Zu den wichtigsten Aufgaben der Weimarer Republik gehörte die Bewältigung der Wohnungsnot. Die großstädtischen Mietskasernen des Kaiserreichs und die Altstädte waren seit der Industrialisierung überfüllt und wurden als ungesund erkannt. Zusätzlich suchten hunderttausende Kriegsheimkehrer neue Wohnungen.
Statt den Städtebau des 19. Jahrhunderts mit seinen repräsentativen Straßenachsen und dichten Blockbebauungen fortzusetzen, wollte man neue Siedlungsformen für eine moderne Massengesellschaft entwickeln. Siedlungen mit einheitlichen Zeilenbauten, Gemeinschaftseinrichtungen und Grünflächen versprachen gesünderes Wohnen und damit bessere soziale Verhältnisse. Schulen, Sportanlagen und andere öffentliche Bauten gehörten ebenso zum Programm.

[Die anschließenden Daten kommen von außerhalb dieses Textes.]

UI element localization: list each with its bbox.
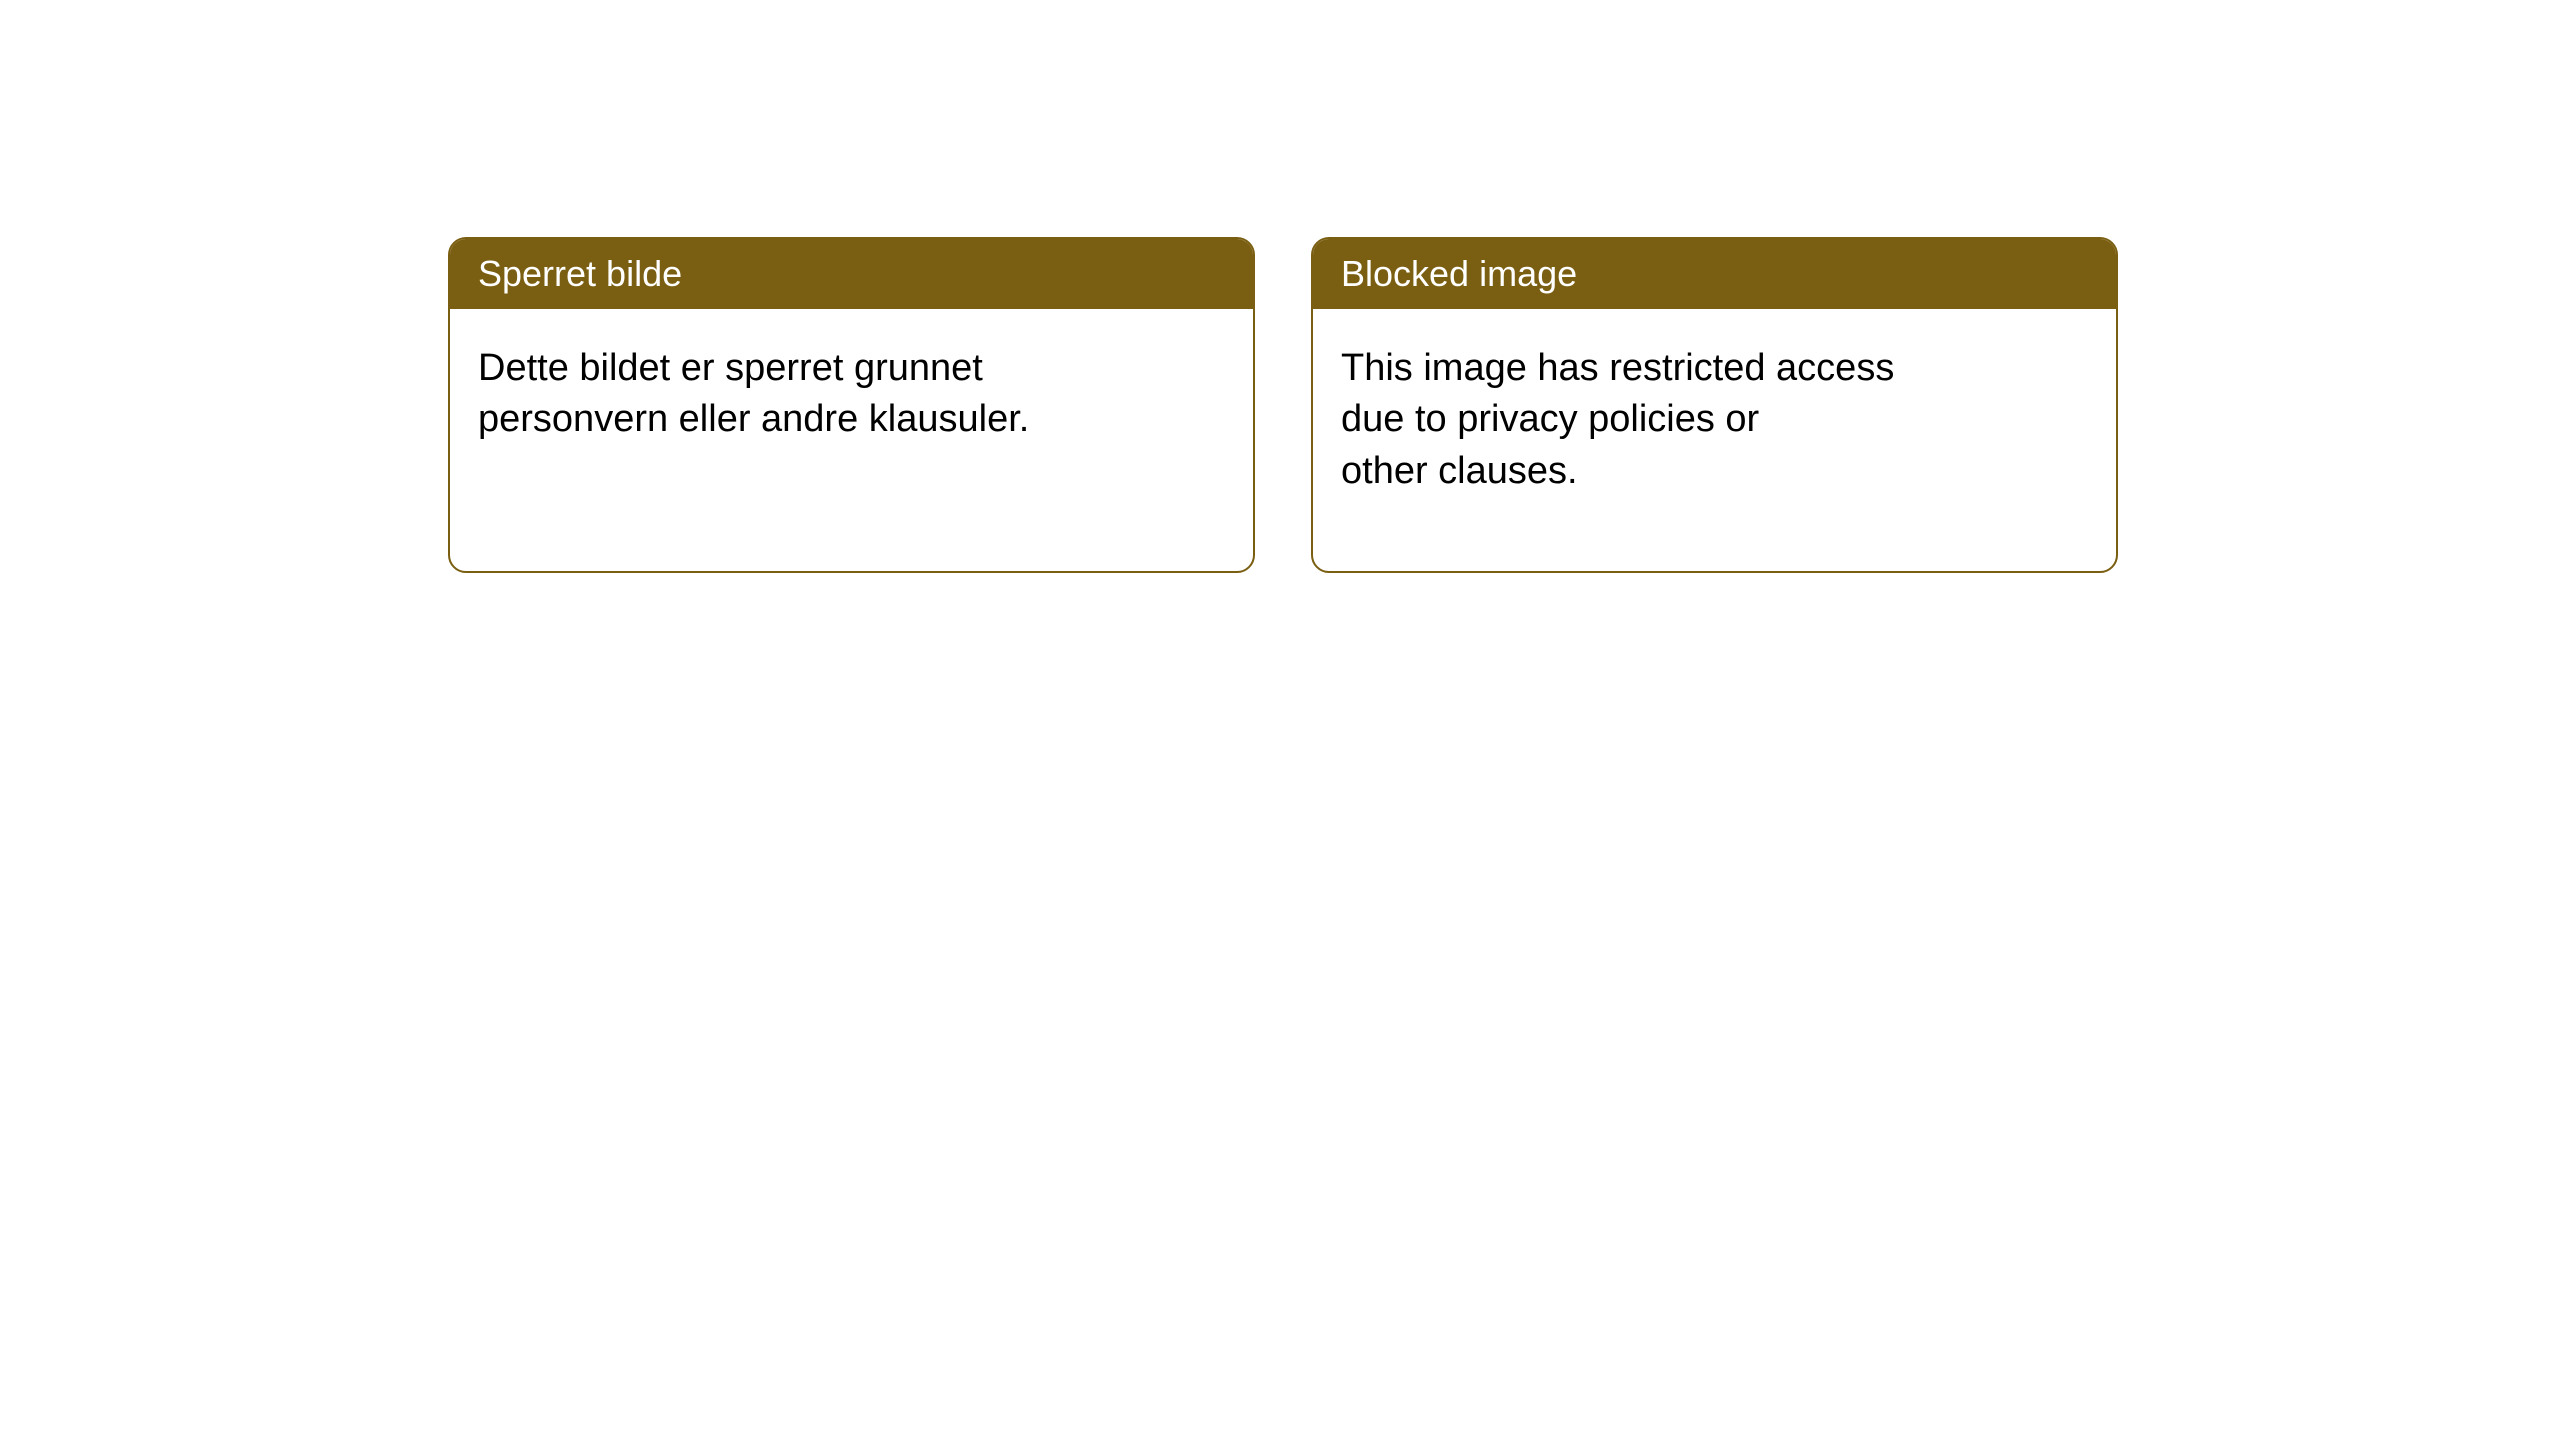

Mit der Vereinheitlichung der Wohnhäuser hielten die Rationalisierung und Typisierung Einzug ins Bauwesen. Die Ideale der modernen, funktionsgetrennten und aufgelockerten Stadt, die nach 1945 den Wiederaufbau prägten, wurden in den 1920er und frühen 1930er Jahren auf dem Gebiet im heutigen Niedersachsen nur in wenigen Fällen radikal umgesetzt. Häufig anzutreffen sind jedoch Projekte, die einzelne Aspekte des modernen Städtebaus aufgriffen.